Pizza Pizza

Chicago’s Neapolitan Pizza Invasion

Photo: Hannah Whitaker/New York Magazine

The specifics of Neapolitan pizzas are “subject to much Talmudic debate,” writes Michael Idov in New York Magazine this week. But there are a few rules that all aspiring Neapolitan pizzas must follow: A twelve-inch round pie, often unsliced; a thin, soft, and chewy crust; bubbles on the rim; simple but quality sauces; a modest amount of mozzarella di bufala; and a few stingy drops of olive oil. Though New York is seeing many new Neapolitan shops, it’s not the only city turning away from the familiar gloppy sauce and slithering cheese — Chicago has been having its own pizza revolution lately, with new thin-crust shops popping up seemingly on a monthly basis.

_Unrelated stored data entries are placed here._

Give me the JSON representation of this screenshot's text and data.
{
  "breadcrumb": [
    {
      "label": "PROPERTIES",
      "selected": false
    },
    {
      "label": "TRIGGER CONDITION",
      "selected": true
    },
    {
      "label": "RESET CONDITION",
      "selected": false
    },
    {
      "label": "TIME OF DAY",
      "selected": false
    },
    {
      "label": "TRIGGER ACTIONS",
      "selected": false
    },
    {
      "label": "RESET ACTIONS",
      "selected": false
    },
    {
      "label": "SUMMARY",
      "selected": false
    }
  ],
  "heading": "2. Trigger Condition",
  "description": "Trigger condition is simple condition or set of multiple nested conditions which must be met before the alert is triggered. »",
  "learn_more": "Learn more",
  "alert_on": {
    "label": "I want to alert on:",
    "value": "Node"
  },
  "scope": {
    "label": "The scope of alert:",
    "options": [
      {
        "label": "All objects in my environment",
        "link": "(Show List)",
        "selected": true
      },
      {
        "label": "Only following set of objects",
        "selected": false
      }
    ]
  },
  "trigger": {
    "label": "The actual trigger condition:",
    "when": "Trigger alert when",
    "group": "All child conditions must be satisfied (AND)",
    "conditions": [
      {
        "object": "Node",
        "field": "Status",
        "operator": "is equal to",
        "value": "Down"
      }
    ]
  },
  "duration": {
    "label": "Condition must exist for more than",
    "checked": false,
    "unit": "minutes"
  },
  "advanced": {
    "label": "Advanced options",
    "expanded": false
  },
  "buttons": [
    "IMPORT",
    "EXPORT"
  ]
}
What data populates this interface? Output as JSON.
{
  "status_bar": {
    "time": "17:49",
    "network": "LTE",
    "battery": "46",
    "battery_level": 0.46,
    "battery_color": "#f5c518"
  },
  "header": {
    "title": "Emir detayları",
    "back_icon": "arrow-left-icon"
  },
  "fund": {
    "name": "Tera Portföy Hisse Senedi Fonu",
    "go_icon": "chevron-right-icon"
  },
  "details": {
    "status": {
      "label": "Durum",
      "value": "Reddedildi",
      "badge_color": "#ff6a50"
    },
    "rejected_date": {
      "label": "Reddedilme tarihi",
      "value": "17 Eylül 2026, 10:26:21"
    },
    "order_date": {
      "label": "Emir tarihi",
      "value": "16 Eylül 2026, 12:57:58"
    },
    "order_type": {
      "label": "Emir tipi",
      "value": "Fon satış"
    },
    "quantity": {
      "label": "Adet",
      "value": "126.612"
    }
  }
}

Keep reading for our thoughts on some of the best practitioners of the Neapolitan pie in town.

• The local champ for a true D.O.C. pie, Spacca Napoli (named after a famous market in Naples) is the standard to which all others are held. They blast their oven as high as 1,200 degrees for the ideal flash-cooked crust.

Coalfire is named for the restaurant’s — you guessed it — coal-fueled oven, which reaches temperatures of such intensity that the pies’ crusts achieve that elusive, perfect char-to-chewy ratio.

• Whether or not the pie at Great Lake is truly authentic is a matter for debate: eschewing rigid D.O.C. requirements, the owners blithely do their own thing ingredient-wise. But it’s unarguable that they’ve thrown a game-changing wrench into the works of Chicago’s pizza scene.

La Madia: proving that not all authentic pizzas need to be served in rustic rooms to an accordion accompaniment.

• Run by a Spiaggia vet, Antica Pizzeria produces crusts so ideally thin they nearly collapse under the weight of their top-notch toppings.

• With “Napoli” right there in the name, you know the pies at Sapore di Napoli will deliver. And they do — a fiery oven and a commitment to authenticity means a reliably transporting margherita.

• It’s the pizza oven at Follia that keeps everyone coming back, despite the restaurant’s glossy decor. Crispy where they should be, chewy where they should be, the pies here are truly Italian.

• The pizzaiolos at Macello turn out a reliably flavorful rendition of a classic Neapolitan pie that’s salty, sweet, and spiked with basil.